B.1   List of Parties

  • Data Exporter (Controller): the User identified in the Account.
  • Data Importer (Processor): BytePhase Technologies Private Limited, Part II, Wing B, Flat No. 14, Saisneh Park, Old Sangvi, Pune, Maharashtra 411027, India.

B.2   Description of Transfer

  • Categories of Data Subjects: the User’s end-customers, employees, and authorised users of the Services.
  • Categories of Personal Data: contact information (name, address, email, telephone), device information (model, IMEI, serial number, images), repair-job details, payment information, optional bank details and tax identifiers, and any other Personal Data the User chooses to upload.
  • Special categories of data: the User shall not upload special-category data except as expressly permitted under Section 8.2.
  • Frequency of transfer: continuous, on a transactional basis, for the duration of the User’s subscription.
  • Nature of processing: hosting, storage, transmission, display, backup, support, and analytics necessary to provide the Services.
  • Purpose of processing: to provide the cloud-based repair-shop management Services to the User.
  • Duration of processing: for the duration of the User’s subscription, plus the retention period set out in Section 10.8.

B.3   Competent Supervisory Authority

For Users established in the EU/EEA, the competent supervisory authority shall be determined in accordance with Clause 13 of the SCCs. For Users established in the UK, the competent supervisory authority is the Information Commissioner’s Office.

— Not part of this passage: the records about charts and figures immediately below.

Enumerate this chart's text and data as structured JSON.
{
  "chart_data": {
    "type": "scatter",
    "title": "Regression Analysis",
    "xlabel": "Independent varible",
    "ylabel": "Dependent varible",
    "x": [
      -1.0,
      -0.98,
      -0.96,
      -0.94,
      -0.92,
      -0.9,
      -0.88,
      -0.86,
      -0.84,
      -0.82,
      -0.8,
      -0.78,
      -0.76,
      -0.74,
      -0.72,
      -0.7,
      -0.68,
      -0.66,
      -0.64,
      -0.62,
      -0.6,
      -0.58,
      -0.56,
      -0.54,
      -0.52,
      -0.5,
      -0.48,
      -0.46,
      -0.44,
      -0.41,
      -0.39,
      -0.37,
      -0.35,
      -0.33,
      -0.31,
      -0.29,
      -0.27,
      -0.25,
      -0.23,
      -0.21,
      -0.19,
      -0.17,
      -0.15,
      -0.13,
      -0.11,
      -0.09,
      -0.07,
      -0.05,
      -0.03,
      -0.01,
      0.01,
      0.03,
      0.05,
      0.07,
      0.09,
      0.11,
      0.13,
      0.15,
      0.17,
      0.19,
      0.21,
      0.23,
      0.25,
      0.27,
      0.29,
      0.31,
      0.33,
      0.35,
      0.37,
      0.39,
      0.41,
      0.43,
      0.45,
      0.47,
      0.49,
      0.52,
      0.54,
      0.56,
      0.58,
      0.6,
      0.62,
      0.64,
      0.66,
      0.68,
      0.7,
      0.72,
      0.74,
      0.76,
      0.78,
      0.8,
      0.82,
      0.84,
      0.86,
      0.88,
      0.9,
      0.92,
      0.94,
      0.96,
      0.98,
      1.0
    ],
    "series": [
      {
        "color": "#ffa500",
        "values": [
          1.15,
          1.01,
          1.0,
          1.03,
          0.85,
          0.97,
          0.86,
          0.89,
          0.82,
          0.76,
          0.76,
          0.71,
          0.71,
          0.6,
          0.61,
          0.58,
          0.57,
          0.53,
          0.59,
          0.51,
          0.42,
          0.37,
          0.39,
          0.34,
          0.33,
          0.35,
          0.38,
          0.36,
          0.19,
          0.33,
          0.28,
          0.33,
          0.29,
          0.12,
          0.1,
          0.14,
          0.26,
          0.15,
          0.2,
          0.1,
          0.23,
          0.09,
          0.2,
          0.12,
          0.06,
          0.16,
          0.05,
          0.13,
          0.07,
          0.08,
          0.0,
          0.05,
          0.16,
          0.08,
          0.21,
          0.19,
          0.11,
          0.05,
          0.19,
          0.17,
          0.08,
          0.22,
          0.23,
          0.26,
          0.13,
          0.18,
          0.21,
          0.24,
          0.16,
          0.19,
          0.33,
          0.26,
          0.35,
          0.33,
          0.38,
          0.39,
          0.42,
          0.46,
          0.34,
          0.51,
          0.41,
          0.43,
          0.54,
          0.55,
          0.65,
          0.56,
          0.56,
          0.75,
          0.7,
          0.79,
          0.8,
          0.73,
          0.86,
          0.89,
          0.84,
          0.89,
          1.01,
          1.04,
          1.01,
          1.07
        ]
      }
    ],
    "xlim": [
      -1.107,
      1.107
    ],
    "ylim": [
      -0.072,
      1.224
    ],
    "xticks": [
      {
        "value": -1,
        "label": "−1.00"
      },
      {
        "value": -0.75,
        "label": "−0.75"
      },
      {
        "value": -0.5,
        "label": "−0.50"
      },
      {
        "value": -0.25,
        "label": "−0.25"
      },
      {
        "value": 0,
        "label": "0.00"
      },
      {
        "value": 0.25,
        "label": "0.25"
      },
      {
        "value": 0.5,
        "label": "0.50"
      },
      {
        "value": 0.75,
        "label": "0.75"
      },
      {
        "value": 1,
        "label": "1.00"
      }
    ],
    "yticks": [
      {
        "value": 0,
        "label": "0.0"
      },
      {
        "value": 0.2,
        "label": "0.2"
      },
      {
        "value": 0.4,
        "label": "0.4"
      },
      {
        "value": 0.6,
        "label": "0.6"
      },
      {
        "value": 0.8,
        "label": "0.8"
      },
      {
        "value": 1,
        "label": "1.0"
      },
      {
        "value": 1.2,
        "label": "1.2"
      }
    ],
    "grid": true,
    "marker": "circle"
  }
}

B.4   Technical and Organisational Security Measures

BytePhase has implemented the following technical and organisational measures (full details available on request, subject to confidentiality):

  • Encryption of Personal Data in transit (TLS 1.2 or higher) and at rest (AES-256 or equivalent).
  • Role-based access control, multi-factor authentication for administrative access, and the principle of least privilege.
  • Network segmentation, firewalls, intrusion detection, and continuous monitoring.
  • Periodic vulnerability scans and penetration testing.
  • Logging and audit trails for security-relevant events.
  • Regular backups, with tested restore procedures and a documented business-continuity / disaster-recovery plan.
  • Secure software development life cycle, code review, and dependency scanning.
  • Mandatory data-protection and security training for personnel; written confidentiality undertakings.
  • Vendor risk management for Sub-processors, including due-diligence and contractual data-protection obligations.
  • Incident-response procedures aligned with the seventy-two (72)-hour breach-notification commitment in Section 8.6.

B.5   Sub-processors

Categories of Sub-processors include cloud hosting (Amazon Web Services), email and messaging providers, payment processors, customer-support tooling, and analytics.